Menzie Chinn writes,

the forecasts are generated using old-fashioned models in the spirit of the neoclassical synthesis (demand determined in short run, supply determined in the long run) with (as I understand it) backwards looking expectations rather than model-consistent expectations. I leave it to the readers whether these characteristics are the biggest sins of macro modelers in the run up to the latest crisis, and the ensuing Great Recession. (After all, one could reasonably argue that assuming perfect capital markets, or a unitary bond market, might be more problematic assumptions that adaptive expectations.)

He is discussing the macroeconometric models. These are models with hundreds of equations that are simulated with and without a fiscal stimulus in order to measure the effect of the stimulus. I want to explain why the models lack scientific merit. Some of this criticism was spelled out in historical perspective here. I am currently revising that paper.

Chinn is correct that the economics profession turned away from macroeconometric models for reasons having to do with their theoretical specification, in particular their inconsistency with rational expectations. If that were their only problem, I would still be a model jockey, as I was early in my professional career.

Instead, my criticism of macroeconometric models is that the degrees of freedom belong to the modeler, not to the data. In Bayesian terms, the weight of the modeler’s priors is very, very high, and the weight of the data is close to zero. The data are essentially there just to calibrate the model to the modeler’s priors.

In nontechnical terms, this issue can be stated as follows. Consider two ways of getting a computer to print out that the stimulus created 1.6 million jobs. Method one is to set up an elaborate computer simluation that produces such a result. Method two is to type “the stimulus created 1.6 million jobs” into a word processer and hit the print key. The only difference between those two ways is the amount of computer processing time involved.

The scientific method is based on controlled experiments. In a controlled experiment, the experimenter creates an environment in which one factor changes and all other factors are held constant.

Economists cannot construct controlled experiments to test all of our interesting hypotheses. We have abundant data, but we did not create the circumstances that produced the data. In statistical jargon, we are making observational studies.

An observational study can be of scientific use if the conditions are right. One condition is that there are many observations relative to the number of factors that must be controlled for. In statistical jargon, this is known as the degrees of freedom.

In macroeconomics, there are more factors to be controlled for than there are observations. There are negative degrees of freedom, which should cause your statistical software to give you an error message.

Instead, the modeler limits the way that factors enter the model.
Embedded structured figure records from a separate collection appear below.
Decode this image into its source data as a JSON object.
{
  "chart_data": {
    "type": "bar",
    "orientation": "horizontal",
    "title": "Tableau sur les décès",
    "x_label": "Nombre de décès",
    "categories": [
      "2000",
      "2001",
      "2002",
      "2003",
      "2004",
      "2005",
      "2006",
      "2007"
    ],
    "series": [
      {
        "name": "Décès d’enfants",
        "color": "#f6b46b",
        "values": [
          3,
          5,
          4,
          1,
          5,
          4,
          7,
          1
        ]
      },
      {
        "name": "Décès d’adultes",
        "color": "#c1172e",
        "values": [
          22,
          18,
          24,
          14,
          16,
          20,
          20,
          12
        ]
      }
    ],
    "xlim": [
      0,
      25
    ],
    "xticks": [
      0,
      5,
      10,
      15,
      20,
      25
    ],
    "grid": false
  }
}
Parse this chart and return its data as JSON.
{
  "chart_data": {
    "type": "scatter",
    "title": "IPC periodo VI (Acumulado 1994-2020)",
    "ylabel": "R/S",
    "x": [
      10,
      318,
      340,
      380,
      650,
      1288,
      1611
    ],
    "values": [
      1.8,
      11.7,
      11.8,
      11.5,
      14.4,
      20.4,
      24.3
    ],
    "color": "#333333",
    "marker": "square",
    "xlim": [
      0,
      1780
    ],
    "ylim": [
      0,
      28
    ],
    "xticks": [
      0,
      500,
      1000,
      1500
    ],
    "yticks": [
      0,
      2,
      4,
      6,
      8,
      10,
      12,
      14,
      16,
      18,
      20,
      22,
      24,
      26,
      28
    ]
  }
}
For example, the modeler probably will not control for changes in the educational attainment of the labor force over time. That is not because the educational attainment over time does not matter. It is because the modeler does not want to put in so many factors that the computer spits out an error message.

There are thousands of ways to specify the “consumption function,” which is the equation that predicts consumer spending. Should durable goods spending be separated from spending on nondurable goods and services? Should previous periods’ income be used in addition to current income, and with what weight? Should a measure of anticipated future income be used? How should wealth enter the equation? Is there a way to account for the role of credit market conditions? How do tax considerations enter? Are there different propensities to consume out of wage income and out of transfer payments? How do consumers respond to changes in oil prices? How do they form expectations for oil prices in the future? What factors that are trending over time, such as population changes and shifts in the mix of consumption, need to be controlled for? Which time periods are affected by special factors, such as the recent snowstorms along the east coast?

If you have about 80 quarters of data to work with, and you have thousands of factors to control for, there is no conceivable way for the model’s specification to reflect the data. Instead, the specification depends on the opinion of the modeler.

The conditions under which statistical techniques are scientifically valid are not satisfied with macroeconomic data. There is no reason to take model results as reflecting anything other than the opinion of the modeler.

What if the models performed well in out-of-sample forecasts? If that were the case, then I would have to concede that there might be some scientific validity to the models. However, that has never been the case. When I was a model jockey, the models were forever being tweaked with what were called “add factors” or “constant adjustments” in order to keep them on track with the most recent data. Formal studies of out-of-sample forecasts, by Stephen McNees of the Boston Fed and others, showed dismal performance. Even today, the models that are telling us how many jobs the stimulus saved are the same models that predicted that unemployment today would be close to 7 percent with the stimulus, when in reality it is 9.7 percent. So out-of-sample performance fails to boost one’s confidence in the scientific status of these models.

Macroeconometric models satisfy a deep need to create the illusion that government can exercise precise control over output and employment. As long as people are determined to believe that such control is possible, the models will have a constituency. For better or worse.